William of Ockham taught that we ought "not multiply entities beyond necessity" in trying to explain the World around us. While the Invisible Sock Monster may be real to explain the loss of one and one sock from countless dryers across our planet, much more prosaic and plausible explanations exist. For the varieties of religious experience, we need look no farther than the following:
Temporal lobe epilepsy -- Effects on society
Wikipiedia: Temporal lobe epilepsy -- Effects on Society Wrote:The first to record and catalog the abnormal symptoms and signs of TLE was Norman Geschwind. He found a constellation of symptoms that included hypergraphia, hyperreligiosity, collapse, and pedantism, now called Geschwind syndrome.
Vilayanur S. Ramachandran explored the neural basis of the hyperreligiosity seen in TLE using the galvanic skin response (GSR), which correlates with emotional arousal, to determine whether the hyperreligiosity seen in TLE was due to an overall heightened emotional state or was specific to religious stimuli. Ramachandran presented two subjects with neutral, sexually arousing and religious words while measuring GSR. Ramachandran was able to show that patients with TLE showed enhanced emotional responses to the religious words, diminished responses to the sexually charged words, and normal responses to the neutral words. This study was presented as an abstract at a neuroscience conference and referenced in Ramachandran's book, Phantoms in the Brain,[69] but it has never been published in the peer-reviewed scientific press.[70]
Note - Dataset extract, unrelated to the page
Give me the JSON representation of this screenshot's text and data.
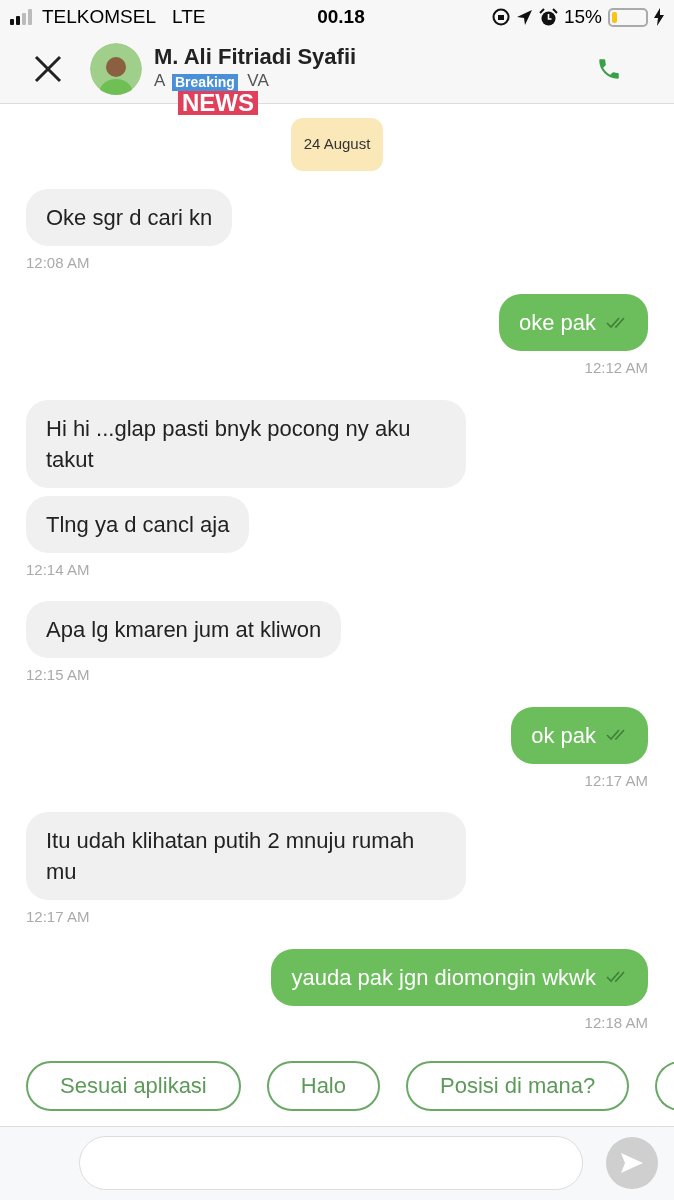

A study in 2015, reported that intrinsic religiosity and religiosity outside of organized religion were higher in patients with epilepsy than in controls.[71] Lower education level, abnormal background EEG activity, and hippocampal sclerosis have been found to be contributing factors for religiosity in TLE.[72]
TLE has been suggested as a materialistic explanation for the revelatory experiences of prominent religious figures such as Abraham, Moses, Jesus, Mohammed, Saint Paul, Joan of Arc,[73] Saint Teresa of Ávila, and Joseph Smith. These experiences are described (in possibly unreliable accounts) as complex interactions with their visions; but lack the stereotypy, amnestic periods, and automatisms or generalized motor events, which are characteristic of TLE. Psychiatric conditions with psychotic spectrum symptoms might be more plausible physical explanation of these experiences.[74] It has been suggested that Pope Pius IX's doctrine of the immaculate conception was influenced by his forensically-diagnosed[jargon] partial epilepsy.[75]
In 2016, a case history found that a male temporal lobe epileptic patient experienced a vision of God following a temporal lobe seizure, while undergoing EEG monitoring. The patient reported that God had sent him to the world to "bring redemption to the people of Israel".[76] The purported link between TLE and religiosity has inspired work by Michael Persinger and other researchers in the field of neurotheology. Others have questioned the evidence for a link between temporal lobe epilepsy and religiosity.[70][77]